I just had a quick look at your post. I will come back to you later today with a reply (added to list)

I feel your pain regarding steemit. I too am not sure smt will solve the problem. and from analysing the data, there are a lot of problems.

Thank you again for your comment, I upvoted with my 5 cents

Thanks for your helpful comment and vote, Paula. It was clear that “dollars to be received” was not the force driving you to put together such a long and extremely useful piece.

I appreciate your offer to come back to me about my post. However, I do not want to go ahead with the work that I had in mind; because the conclusions that I thought I might reach and which might be helpful to authors can be dug out of your data and text, along with the follow-up comments.

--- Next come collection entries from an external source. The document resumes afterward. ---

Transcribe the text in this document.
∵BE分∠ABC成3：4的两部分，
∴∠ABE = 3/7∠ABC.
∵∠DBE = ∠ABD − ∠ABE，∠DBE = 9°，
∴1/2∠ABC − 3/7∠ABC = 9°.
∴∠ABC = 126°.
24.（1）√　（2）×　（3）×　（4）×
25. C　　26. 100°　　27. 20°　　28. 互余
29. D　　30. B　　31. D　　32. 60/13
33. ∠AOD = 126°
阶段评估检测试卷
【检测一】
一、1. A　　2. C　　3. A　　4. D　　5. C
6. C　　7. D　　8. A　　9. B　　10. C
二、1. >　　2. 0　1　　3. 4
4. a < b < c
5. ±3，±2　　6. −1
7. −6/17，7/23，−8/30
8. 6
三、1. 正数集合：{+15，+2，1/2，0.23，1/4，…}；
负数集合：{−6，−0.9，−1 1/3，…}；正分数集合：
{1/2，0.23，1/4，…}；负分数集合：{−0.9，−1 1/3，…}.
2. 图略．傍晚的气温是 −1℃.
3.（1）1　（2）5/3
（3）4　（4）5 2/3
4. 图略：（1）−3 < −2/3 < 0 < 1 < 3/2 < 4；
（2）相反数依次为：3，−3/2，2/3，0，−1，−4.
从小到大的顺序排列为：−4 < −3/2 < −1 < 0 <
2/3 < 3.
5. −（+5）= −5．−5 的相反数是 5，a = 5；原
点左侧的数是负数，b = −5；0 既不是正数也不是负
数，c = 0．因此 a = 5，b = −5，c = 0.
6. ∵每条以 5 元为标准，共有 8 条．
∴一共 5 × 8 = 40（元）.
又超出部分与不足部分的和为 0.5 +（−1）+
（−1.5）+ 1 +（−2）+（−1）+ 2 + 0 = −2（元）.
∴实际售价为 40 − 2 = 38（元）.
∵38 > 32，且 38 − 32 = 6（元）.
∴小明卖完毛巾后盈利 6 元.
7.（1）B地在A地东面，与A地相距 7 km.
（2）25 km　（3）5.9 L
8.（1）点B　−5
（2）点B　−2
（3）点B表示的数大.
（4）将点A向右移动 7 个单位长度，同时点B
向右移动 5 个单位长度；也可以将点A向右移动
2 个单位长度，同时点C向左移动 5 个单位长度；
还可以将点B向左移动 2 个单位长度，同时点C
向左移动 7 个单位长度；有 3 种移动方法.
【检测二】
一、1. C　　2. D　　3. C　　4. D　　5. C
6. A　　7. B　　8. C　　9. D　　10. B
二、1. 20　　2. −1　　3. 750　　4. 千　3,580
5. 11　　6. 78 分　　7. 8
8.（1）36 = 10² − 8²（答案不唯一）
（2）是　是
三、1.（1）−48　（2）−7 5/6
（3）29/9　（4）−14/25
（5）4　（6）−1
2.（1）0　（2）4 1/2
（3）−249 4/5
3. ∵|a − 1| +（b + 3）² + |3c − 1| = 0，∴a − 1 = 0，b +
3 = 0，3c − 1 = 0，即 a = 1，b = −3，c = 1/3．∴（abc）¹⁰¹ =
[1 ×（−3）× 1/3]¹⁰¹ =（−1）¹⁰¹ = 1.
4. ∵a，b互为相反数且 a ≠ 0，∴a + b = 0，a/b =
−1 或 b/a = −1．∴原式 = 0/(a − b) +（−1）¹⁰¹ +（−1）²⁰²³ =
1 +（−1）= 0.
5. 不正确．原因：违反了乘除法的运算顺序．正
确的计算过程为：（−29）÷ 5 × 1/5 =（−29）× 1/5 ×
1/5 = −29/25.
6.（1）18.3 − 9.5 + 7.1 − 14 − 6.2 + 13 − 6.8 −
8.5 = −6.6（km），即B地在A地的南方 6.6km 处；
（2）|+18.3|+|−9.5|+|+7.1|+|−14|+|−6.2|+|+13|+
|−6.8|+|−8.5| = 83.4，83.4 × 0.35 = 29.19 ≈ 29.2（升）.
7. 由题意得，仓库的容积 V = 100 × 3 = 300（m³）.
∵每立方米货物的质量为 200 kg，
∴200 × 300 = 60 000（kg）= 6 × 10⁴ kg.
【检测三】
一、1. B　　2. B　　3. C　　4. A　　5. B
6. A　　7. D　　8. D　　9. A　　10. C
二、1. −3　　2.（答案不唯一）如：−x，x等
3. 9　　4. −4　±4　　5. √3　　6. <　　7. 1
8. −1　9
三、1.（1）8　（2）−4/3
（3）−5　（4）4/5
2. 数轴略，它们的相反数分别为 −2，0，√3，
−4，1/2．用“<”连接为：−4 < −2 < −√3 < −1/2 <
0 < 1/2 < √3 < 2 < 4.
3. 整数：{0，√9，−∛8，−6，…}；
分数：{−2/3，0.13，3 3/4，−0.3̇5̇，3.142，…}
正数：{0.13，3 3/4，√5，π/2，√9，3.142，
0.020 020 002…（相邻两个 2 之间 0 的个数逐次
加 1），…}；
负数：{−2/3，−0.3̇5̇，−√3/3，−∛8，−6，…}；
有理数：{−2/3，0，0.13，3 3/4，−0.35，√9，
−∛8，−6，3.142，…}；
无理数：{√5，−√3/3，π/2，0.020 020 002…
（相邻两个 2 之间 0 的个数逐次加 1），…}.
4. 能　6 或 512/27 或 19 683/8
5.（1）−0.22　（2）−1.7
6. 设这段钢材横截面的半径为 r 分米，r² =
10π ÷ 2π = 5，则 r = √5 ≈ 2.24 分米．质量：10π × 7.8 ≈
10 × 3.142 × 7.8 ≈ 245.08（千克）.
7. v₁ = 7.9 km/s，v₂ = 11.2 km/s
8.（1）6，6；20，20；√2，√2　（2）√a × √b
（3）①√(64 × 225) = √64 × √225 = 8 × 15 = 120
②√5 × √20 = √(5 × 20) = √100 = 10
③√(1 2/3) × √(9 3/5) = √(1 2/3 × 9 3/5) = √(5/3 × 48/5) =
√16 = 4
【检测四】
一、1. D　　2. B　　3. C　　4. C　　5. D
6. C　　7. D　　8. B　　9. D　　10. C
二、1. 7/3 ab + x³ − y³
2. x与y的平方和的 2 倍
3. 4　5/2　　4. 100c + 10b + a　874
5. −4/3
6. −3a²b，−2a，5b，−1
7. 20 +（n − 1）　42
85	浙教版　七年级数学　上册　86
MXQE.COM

The only important finding not stated in this web page (as I recall), and which emerges from the work that I had begun in another related post, is the strong suggestion in the data patterns that (a) certain classes of content tend to be significantly better favoured than others in terms of payout level, and (b) within each class you should expect a substantial payment mainly after you have built up a following large enough to bring you close to 200+ votes soon after your post (and probably including at least one whale).

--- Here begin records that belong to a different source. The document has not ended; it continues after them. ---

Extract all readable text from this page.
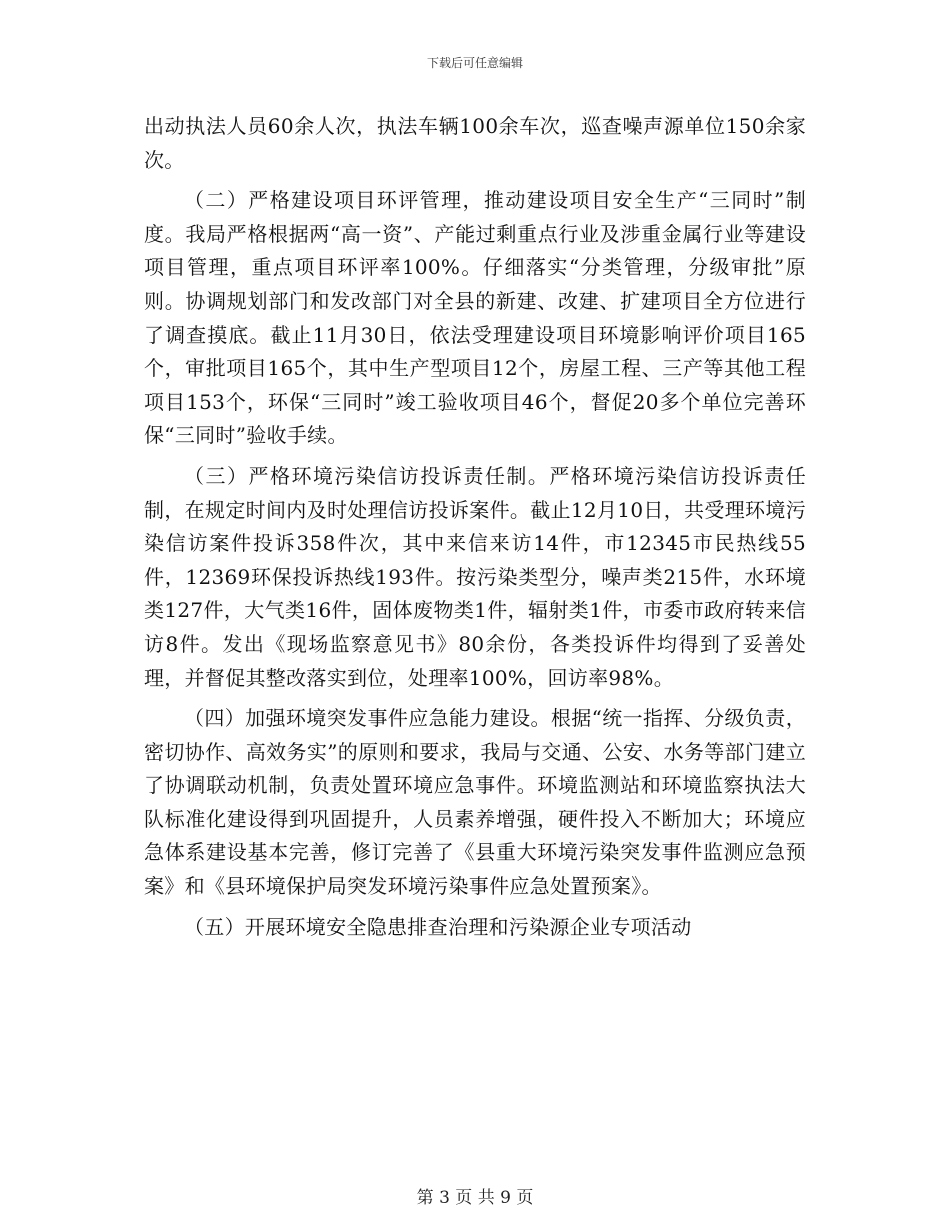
下载后可任意编辑

出动执法人员60余人次，执法车辆100余车次，巡查噪声源单位150余家次。

（二）严格建设项目环评管理，推动建设项目安全生产“三同时”制度。我局严格根据两“高一资”、产能过剩重点行业及涉重金属行业等建设项目管理，重点项目环评率100%。仔细落实“分类管理，分级审批”原则。协调规划部门和发改部门对全县的新建、改建、扩建项目全方位进行了调查摸底。截止11月30日，依法受理建设项目环境影响评价项目165个，审批项目165个，其中生产型项目12个，房屋工程、三产等其他工程项目153个，环保“三同时”竣工验收项目46个，督促20多个单位完善环保“三同时”验收手续。

（三）严格环境污染信访投诉责任制。严格环境污染信访投诉责任制，在规定时间内及时处理信访投诉案件。截止12月10日，共受理环境污染信访案件投诉358件次，其中来信来访14件，市12345市民热线55件，12369环保投诉热线193件。按污染类型分，噪声类215件，水环境类127件，大气类16件，固体废物类1件，辐射类1件，市委市政府转来信访8件。发出《现场监察意见书》80余份，各类投诉件均得到了妥善处理，并督促其整改落实到位，处理率100%，回访率98%。

（四）加强环境突发事件应急能力建设。根据“统一指挥、分级负责，密切协作、高效务实”的原则和要求，我局与交通、公安、水务等部门建立了协调联动机制，负责处置环境应急事件。环境监测站和环境监察执法大队标准化建设得到巩固提升，人员素养增强，硬件投入不断加大；环境应急体系建设基本完善，修订完善了《县重大环境污染突发事件监测应急预案》和《县环境保护局突发环境污染事件应急处置预案》。

（五）开展环境安全隐患排查治理和污染源企业专项活动

第 3 页 共 9 页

Anyway, I’m going to focus now on discovering the people in my communities of interest and finding a way to be happy with their company. In the meantime, though, I will keep following you and pay attention to your articles.

Please do join us on discord anyway, you might just find other members on steemit with similar interests. There are a number of noted communities on this server, and if you can not find one, we can help you set one up. There are good people here on steemit :-)

BTW Paula, I just saw another author include in his post his Public Key addresses for BTC, ETH, LTC, DOGE, STEEM, etc., while suggesting reader donations. I asked him if he was getting flak for doing so, and tells me "no" and that he sees some whales doing the same.

I think it is a fabulous idea for people like you and I who will take many hours/days to produce stuff with 'green content' and good value for use by a relatively small audience of specialists. I strongly advise you to do that, so that we who understand what sort of effort, knowledge and skill are behind your output can take action to try and make up for the ridiculous "payment" you are getting from the system. Pl. note, that I was already offering to pay people directly for their work to help me in my projects, and that is precisely because I find the payment levels available to us meaningless!

that is very interesting, and worth considering. I have been working online 7 years now @lestatisticien. I am on steemit only a few months. I will tell you my growth on steemit has been more rapid that many other platforms. I live in Ireland, posting on steemit does not pay to make a living here. But look at other countries where $10 a day makes a big difference. That is where steemit can benefit.